5) After what age does the risk of a stroke double every decade a person is alive?

  1. 45
  2. 65
  3. 55
  4. 75

6) True or False: A man’s race affects his chances of suffering from heart disease or having a stroke.

 

7) What are steps a man can take to decrease his risk of stroke or heart disease?

  1. Following a healthy lifestyle, such as eating a healthy diet and exercising regularly
  2. Quitting the use of tobacco products
  3. Drinking alcohol only in moderation
  4. Seeing a doctor regularly for check-ups
  5. All of the Above

8) What is a man’s goal for Total Cholesterol in order to reduce his risk of heart disease or stroke?

  1. Under 200 mg/dL
  2. Over 200 mg/dL
  3. Exactly 200 mg/dL
  4. None of the Above

9) What is an unproven—though likely—contributing factor to the risk of heart disease and stroke?

  1. Employment
  2. Stress
  3. Marital Status
  4. Children

10) True or False? Having a heart attack does not increase the risk of having a stroke in the future.

 

Resources: Information provided by everydaychoices.org, the National Stroke Association, and the Centers for Disease Control and Prevention.

ANSWERS

Answer 1: E) All of the Above.

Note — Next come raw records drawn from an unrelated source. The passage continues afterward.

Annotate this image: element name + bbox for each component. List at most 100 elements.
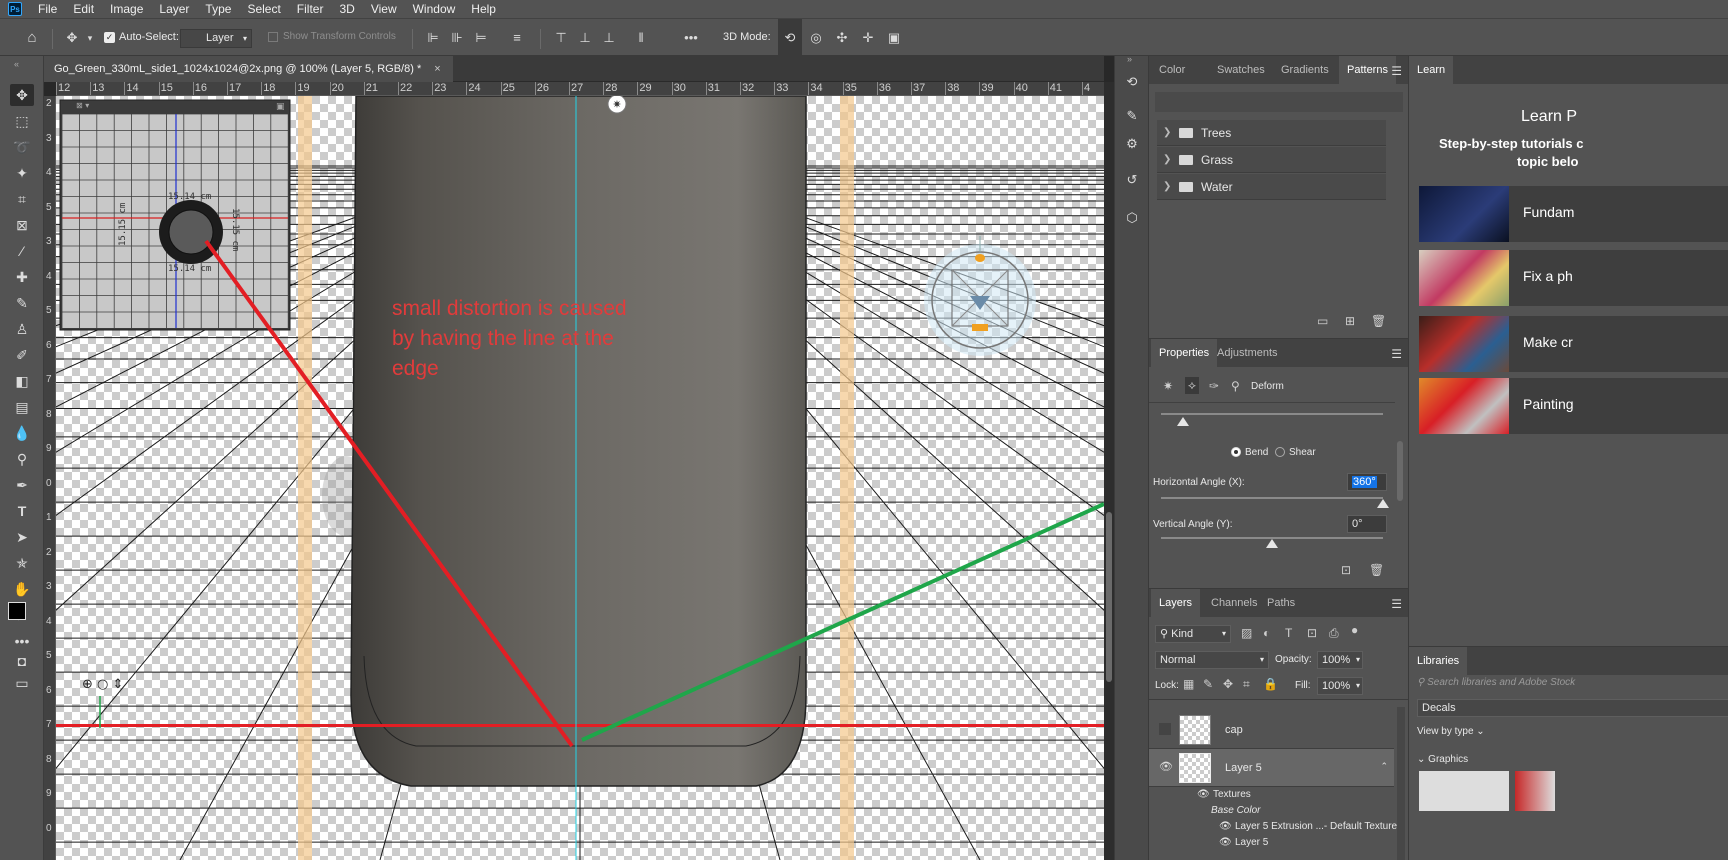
libraries-search[interactable]: ⚲ Search libraries and Adobe Stock — [1417, 673, 1728, 693]
tab-libraries[interactable]: Libraries — [1409, 647, 1468, 675]
tab-adjustments[interactable]: Adjustments — [1209, 339, 1286, 367]
textures-row[interactable]: 👁 Textures — [1149, 787, 1395, 803]
layer-filter-dropdown[interactable]: ⚲ Kind ▾ — [1155, 625, 1231, 643]
deform-icon[interactable]: ⟡ — [1185, 377, 1199, 394]
close-icon[interactable]: × — [434, 63, 440, 75]
lock-all-icon[interactable]: 🔒 — [1263, 677, 1278, 691]
clone-stamp-icon[interactable]: ♙ — [10, 318, 34, 340]
fill-field[interactable]: 100% ▾ — [1317, 677, 1363, 695]
properties-scrollbar[interactable] — [1397, 441, 1403, 501]
tab-paths[interactable]: Paths — [1259, 589, 1303, 617]
align-left-icon[interactable]: ⊫ — [424, 19, 442, 57]
more-options-icon[interactable]: ••• — [680, 19, 702, 57]
collapse-icon[interactable]: « — [14, 59, 19, 69]
menu-type[interactable]: Type — [197, 2, 239, 16]
library-dropdown[interactable]: Decals — [1417, 699, 1728, 717]
screen-mode-icon[interactable]: ▭ — [10, 672, 34, 694]
vertical-angle-field[interactable]: 0° — [1347, 515, 1387, 533]
dodge-tool-icon[interactable]: ⚲ — [10, 448, 34, 470]
panel-menu-icon[interactable]: ☰ — [1391, 64, 1402, 78]
layer-row-layer5[interactable]: 👁 Layer 5 ⌃ — [1149, 749, 1394, 787]
align-bottom-icon[interactable]: ⊥ — [600, 19, 618, 57]
pattern-folder-water[interactable]: ❯ Water — [1157, 174, 1386, 200]
learn-card-fundamentals[interactable]: Fundam — [1419, 186, 1728, 242]
menu-window[interactable]: Window — [405, 2, 464, 16]
tab-gradients[interactable]: Gradients — [1273, 56, 1337, 84]
learn-card-make-creative[interactable]: Make cr — [1419, 316, 1728, 372]
lock-image-icon[interactable]: ✎ — [1203, 677, 1213, 691]
tab-color[interactable]: Color — [1151, 56, 1193, 84]
home-icon[interactable]: ⌂ — [22, 19, 42, 57]
more-tools-icon[interactable]: ••• — [10, 630, 34, 652]
distribute-vertical-icon[interactable]: ‖ — [632, 19, 650, 57]
collapse-icon[interactable]: » — [1127, 54, 1132, 64]
menu-3d[interactable]: 3D — [331, 2, 362, 16]
panel-menu-icon[interactable]: ☰ — [1391, 597, 1402, 611]
coordinates-icon[interactable]: ⚲ — [1231, 379, 1240, 393]
canvas-scrollbar[interactable] — [1104, 82, 1114, 860]
panel-menu-icon[interactable]: ☰ — [1391, 347, 1402, 361]
learn-card-painting[interactable]: Painting — [1419, 378, 1728, 434]
path-selection-icon[interactable]: ➤ — [10, 526, 34, 548]
type-tool-icon[interactable]: T — [10, 500, 34, 522]
lasso-tool-icon[interactable]: ➰ — [10, 136, 34, 158]
eraser-icon[interactable]: ◧ — [10, 370, 34, 392]
tab-channels[interactable]: Channels — [1203, 589, 1265, 617]
eye-icon[interactable]: 👁 — [1159, 760, 1173, 773]
auto-select-checkbox[interactable]: ✓ — [104, 32, 115, 43]
move-tool-icon[interactable]: ✥ — [62, 19, 82, 57]
shape-filter-icon[interactable]: ⊡ — [1307, 626, 1317, 640]
trash-icon[interactable]: 🗑 — [1371, 314, 1386, 328]
quick-mask-icon[interactable]: ◘ — [10, 650, 34, 672]
tab-properties[interactable]: Properties — [1151, 339, 1218, 367]
patterns-search[interactable] — [1155, 92, 1403, 112]
eye-icon[interactable]: 👁 — [1197, 789, 1210, 800]
menu-select[interactable]: Select — [239, 2, 288, 16]
timeline-icon[interactable]: ↺ — [1122, 170, 1142, 190]
menu-view[interactable]: View — [363, 2, 405, 16]
menu-file[interactable]: File — [30, 2, 65, 16]
brush-settings-icon[interactable]: ✎ — [1122, 106, 1142, 126]
visibility-toggle[interactable] — [1159, 723, 1171, 735]
menu-edit[interactable]: Edit — [65, 2, 102, 16]
align-middle-icon[interactable]: ⊥ — [576, 19, 594, 57]
layers-scrollbar[interactable] — [1397, 707, 1405, 860]
lock-artboard-icon[interactable]: ⌗ — [1243, 677, 1250, 692]
align-top-icon[interactable]: ⊤ — [552, 19, 570, 57]
layer5-texture-row[interactable]: 👁 Layer 5 — [1149, 835, 1395, 851]
tab-patterns[interactable]: Patterns — [1339, 56, 1396, 84]
horizontal-angle-handle[interactable] — [1377, 499, 1389, 508]
align-right-icon[interactable]: ⊨ — [472, 19, 490, 57]
menu-image[interactable]: Image — [102, 2, 151, 16]
learn-card-fix-photo[interactable]: Fix a ph — [1419, 250, 1728, 306]
blend-mode-dropdown[interactable]: Normal ▾ — [1155, 651, 1269, 669]
opacity-field[interactable]: 100% ▾ — [1317, 651, 1363, 669]
eye-icon[interactable]: 👁 — [1219, 837, 1232, 848]
lock-position-icon[interactable]: ✥ — [1223, 677, 1233, 691]
horizontal-angle-field[interactable]: 360° — [1347, 473, 1387, 491]
extrusion-texture-row[interactable]: 👁 Layer 5 Extrusion ...- Default Texture — [1149, 819, 1397, 835]
frame-tool-icon[interactable]: ⊠ — [10, 214, 34, 236]
trash-icon[interactable]: 🗑 — [1369, 563, 1384, 577]
new-pattern-icon[interactable]: ⊞ — [1345, 314, 1355, 328]
crop-tool-icon[interactable]: ⌗ — [10, 188, 34, 210]
tab-layers[interactable]: Layers — [1151, 589, 1201, 617]
view-by-type-dropdown[interactable]: View by type ⌄ — [1417, 726, 1485, 737]
menu-help[interactable]: Help — [463, 2, 504, 16]
pattern-folder-grass[interactable]: ❯ Grass — [1157, 147, 1386, 173]
chevron-down-icon[interactable]: ▾ — [84, 19, 96, 57]
blur-tool-icon[interactable]: 💧 — [10, 422, 34, 444]
brush-tool-icon[interactable]: ✎ — [10, 292, 34, 314]
history-icon[interactable]: ⟲ — [1122, 72, 1142, 92]
smart-object-filter-icon[interactable]: ⎙ — [1329, 626, 1339, 641]
pixel-filter-icon[interactable]: ▨ — [1241, 626, 1252, 640]
auto-select-dropdown[interactable]: Layer ▾ — [180, 29, 252, 48]
distribute-icon[interactable]: ≡ — [508, 19, 526, 57]
3d-panel-icon[interactable]: ⬡ — [1122, 208, 1142, 228]
slider-handle[interactable] — [1177, 417, 1189, 426]
healing-brush-icon[interactable]: ✚ — [10, 266, 34, 288]
roll-3d-icon[interactable]: ◎ — [806, 19, 826, 57]
type-filter-icon[interactable]: T — [1285, 626, 1292, 640]
new-group-icon[interactable]: ▭ — [1317, 314, 1328, 328]
magic-wand-icon[interactable]: ✦ — [10, 162, 34, 184]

According to everydaychoices.org, there are four risk factors for heart disease and stroke that are unchangeable and uncontrollable. The more risk factors a man has, the greater the chances of suffering a stroke or heart attack.

Answer 2: True. According to the National Stroke Association, while women suffer more strokes than men overall, men are more likely than women to have a stroke at a young age.

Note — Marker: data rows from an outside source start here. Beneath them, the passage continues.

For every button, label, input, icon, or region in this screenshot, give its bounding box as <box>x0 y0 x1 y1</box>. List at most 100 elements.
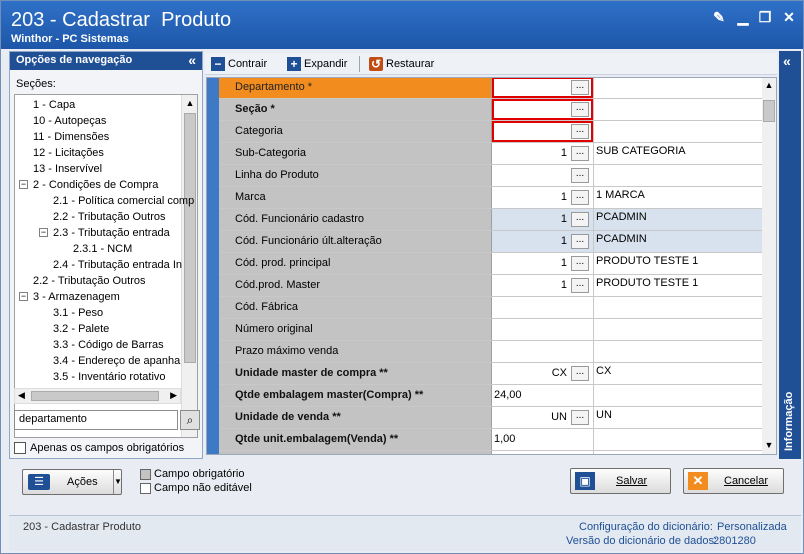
field-value-input[interactable] <box>492 341 594 362</box>
restore-icon: ↺ <box>369 57 383 72</box>
grid-row[interactable]: Prazo máximo venda <box>219 341 762 363</box>
tree-item[interactable]: 2.2 - Tributação Outros <box>53 209 166 225</box>
collapse-panel-icon[interactable]: « <box>188 52 196 68</box>
grid-vertical-scrollbar[interactable]: ▲ ▼ <box>760 78 776 454</box>
restore-button[interactable]: ↺ Restaurar <box>369 56 434 72</box>
field-description <box>594 385 762 406</box>
grid-row[interactable]: Qtde unit.embalagem(Venda) ** 1,00 <box>219 429 762 451</box>
tree-horizontal-scrollbar[interactable]: ◀ ▶ <box>14 388 181 404</box>
grid-row[interactable]: Cód.prod. Master 1 PRODUTO TESTE 1... <box>219 275 762 297</box>
minimize-icon[interactable]: ▁ <box>735 9 751 25</box>
save-label: Salvar <box>616 475 648 487</box>
readonly-legend-swatch <box>140 483 151 494</box>
search-icon[interactable]: ⌕ <box>180 410 200 430</box>
field-value-input[interactable] <box>492 319 594 340</box>
tree-item[interactable]: 2.2 - Tributação Outros <box>33 273 146 289</box>
grid-scroll-thumb[interactable] <box>763 100 775 122</box>
grid-row[interactable]: Cód. prod. principal 1 PRODUTO TESTE 1... <box>219 253 762 275</box>
lookup-button[interactable]: ... <box>571 234 589 249</box>
lookup-button[interactable]: ... <box>571 454 589 455</box>
grid-scroll-down-icon[interactable]: ▼ <box>761 440 776 450</box>
cancel-button[interactable]: ✕ Cancelar <box>683 468 784 494</box>
tree-item[interactable]: 3.2 - Palete <box>53 321 109 337</box>
actions-button[interactable]: ☰ Ações ▼ <box>22 469 122 495</box>
scroll-right-icon[interactable]: ▶ <box>170 390 177 401</box>
field-value-input[interactable] <box>492 451 594 454</box>
grid-scroll-up-icon[interactable]: ▲ <box>761 80 776 90</box>
expand-info-panel-icon[interactable]: « <box>783 53 791 69</box>
grid-row[interactable]: Marca 1 1 MARCA... <box>219 187 762 209</box>
tree-item[interactable]: 11 - Dimensões <box>33 129 109 145</box>
actions-icon: ☰ <box>28 474 50 490</box>
lookup-button[interactable]: ... <box>571 410 589 425</box>
tree-item[interactable]: 2.3.1 - NCM <box>73 241 132 257</box>
tree-item[interactable]: 3.1 - Peso <box>53 305 103 321</box>
field-value-input[interactable] <box>492 297 594 318</box>
field-value-input[interactable]: 1,00 <box>492 429 594 450</box>
tree-toggle-icon[interactable]: − <box>19 292 28 301</box>
grid-row[interactable]: Unidade de venda ** UN UN... <box>219 407 762 429</box>
tree-item[interactable]: 2 - Condições de Compra <box>33 177 158 193</box>
expand-button[interactable]: + Expandir <box>287 56 347 72</box>
horizontal-scroll-thumb[interactable] <box>31 391 159 401</box>
field-description <box>594 451 762 454</box>
grid-row[interactable]: Sub-Categoria 1 SUB CATEGORIA... <box>219 143 762 165</box>
expand-label: Expandir <box>304 58 348 70</box>
field-label: Cód. Funcionário cadastro <box>219 209 492 230</box>
only-required-checkbox[interactable] <box>14 442 26 454</box>
tree-item[interactable]: 1 - Capa <box>33 97 75 113</box>
grid-row[interactable]: Unidade master de compra ** CX CX... <box>219 363 762 385</box>
lookup-button[interactable]: ... <box>571 168 589 183</box>
lookup-button[interactable]: ... <box>571 190 589 205</box>
information-panel[interactable]: « Informação <box>779 51 801 459</box>
lookup-button[interactable]: ... <box>571 366 589 381</box>
tree-item[interactable]: 3 - Armazenagem <box>33 289 120 305</box>
save-icon: ▣ <box>575 472 595 490</box>
scroll-left-icon[interactable]: ◀ <box>18 390 25 401</box>
grid-row[interactable]: Categoria... <box>219 121 762 143</box>
save-button[interactable]: ▣ Salvar <box>570 468 671 494</box>
grid-row[interactable]: Cód. Fábrica <box>219 297 762 319</box>
grid-row[interactable]: Unidade Tributável... <box>219 451 762 455</box>
grid-row[interactable]: Departamento *... <box>219 78 762 99</box>
field-description: PRODUTO TESTE 1 <box>594 275 762 296</box>
tree-item[interactable]: 12 - Licitações <box>33 145 104 161</box>
field-value-input[interactable]: 24,00 <box>492 385 594 406</box>
collapse-button[interactable]: − Contrair <box>211 56 267 72</box>
tree-item[interactable]: 2.1 - Política comercial comp <box>53 193 194 209</box>
chevron-down-icon[interactable]: ▼ <box>113 470 122 494</box>
lookup-button[interactable]: ... <box>571 256 589 271</box>
tree-toggle-icon[interactable]: − <box>19 180 28 189</box>
tree-item[interactable]: 3.4 - Endereço de apanha <box>53 353 180 369</box>
sections-tree[interactable]: ▲ ▼ 1 - Capa10 - Autopeças11 - Dimensões… <box>14 94 198 438</box>
field-description <box>594 341 762 362</box>
grid-row[interactable]: Cód. Funcionário cadastro 1 PCADMIN... <box>219 209 762 231</box>
section-search-input[interactable]: departamento <box>14 410 178 430</box>
tree-scroll-thumb[interactable] <box>184 113 196 363</box>
grid-row[interactable]: Número original <box>219 319 762 341</box>
close-icon[interactable]: ✕ <box>781 9 797 25</box>
grid-row[interactable]: Linha do Produto... <box>219 165 762 187</box>
grid-row[interactable]: Cód. Funcionário últ.alteração 1 PCADMIN..… <box>219 231 762 253</box>
tree-item[interactable]: 2.3 - Tributação entrada <box>53 225 170 241</box>
scroll-up-icon[interactable]: ▲ <box>182 95 197 111</box>
tree-item[interactable]: 3.3 - Código de Barras <box>53 337 164 353</box>
lookup-button[interactable]: ... <box>571 212 589 227</box>
required-field-highlight <box>492 78 593 98</box>
edit-window-icon[interactable]: ✎ <box>711 9 727 25</box>
tree-toggle-icon[interactable]: − <box>39 228 48 237</box>
grid-row[interactable]: Seção *... <box>219 99 762 121</box>
tree-vertical-scrollbar[interactable]: ▲ ▼ <box>181 95 197 437</box>
lookup-button[interactable]: ... <box>571 278 589 293</box>
maximize-icon[interactable]: ❐ <box>757 9 773 25</box>
tree-item[interactable]: 2.4 - Tributação entrada In <box>53 257 182 273</box>
tree-item[interactable]: 3.5 - Inventário rotativo <box>53 369 166 385</box>
field-description: PRODUTO TESTE 1 <box>594 253 762 274</box>
grid-row[interactable]: Qtde embalagem master(Compra) ** 24,00 <box>219 385 762 407</box>
field-description: 1 MARCA <box>594 187 762 208</box>
tree-item[interactable]: 13 - Inservível <box>33 161 102 177</box>
field-description <box>594 297 762 318</box>
tree-item[interactable]: 10 - Autopeças <box>33 113 106 129</box>
lookup-button[interactable]: ... <box>571 146 589 161</box>
readonly-legend-label: Campo não editável <box>154 482 252 494</box>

Answer 3: C) Heart Disease. According to the latest data (2010) from the CDC, heart disease is the leading cause of death in all males; Stroke is the fifthleading cause of death.

Answer 4: D) All of the Above. Some contributing factors for heart disease and stroke risk are controllable.

Answer 5: C) 55. The NSA maintains that the risk of stroke doubles every 10 years after age 55.

Answer 6: True. African Americans have a higher risk of heart disease and stroke, as do Mexican Americans, American Indians, native Hawaiians, and some Asian Americans. There are many reasons for the higher risk, such as higher rates of obesity and diabetes.

Answer 7: E) All of the Above. It is important to manage those contributing factors that are controllable, especially if a man has one or more uncontrollable factors, such as a family history of heart disease or stroke.

Answer 8: A) Under 200 mg/dL. A man’s doctor will also assess “good” (HDL) and “bad” (LDL) cholesterol levels, as well as triglyceride levels.

Answer 9: B) Stress. Although science has not yet proven a direct connection, unhealthy levels of stress likely increase a man’s risk of developing heart disease or having a stroke.

Answer 10: False. Having either a heart attack or a stroke greatly increases a man’s chances of having a stroke in the future.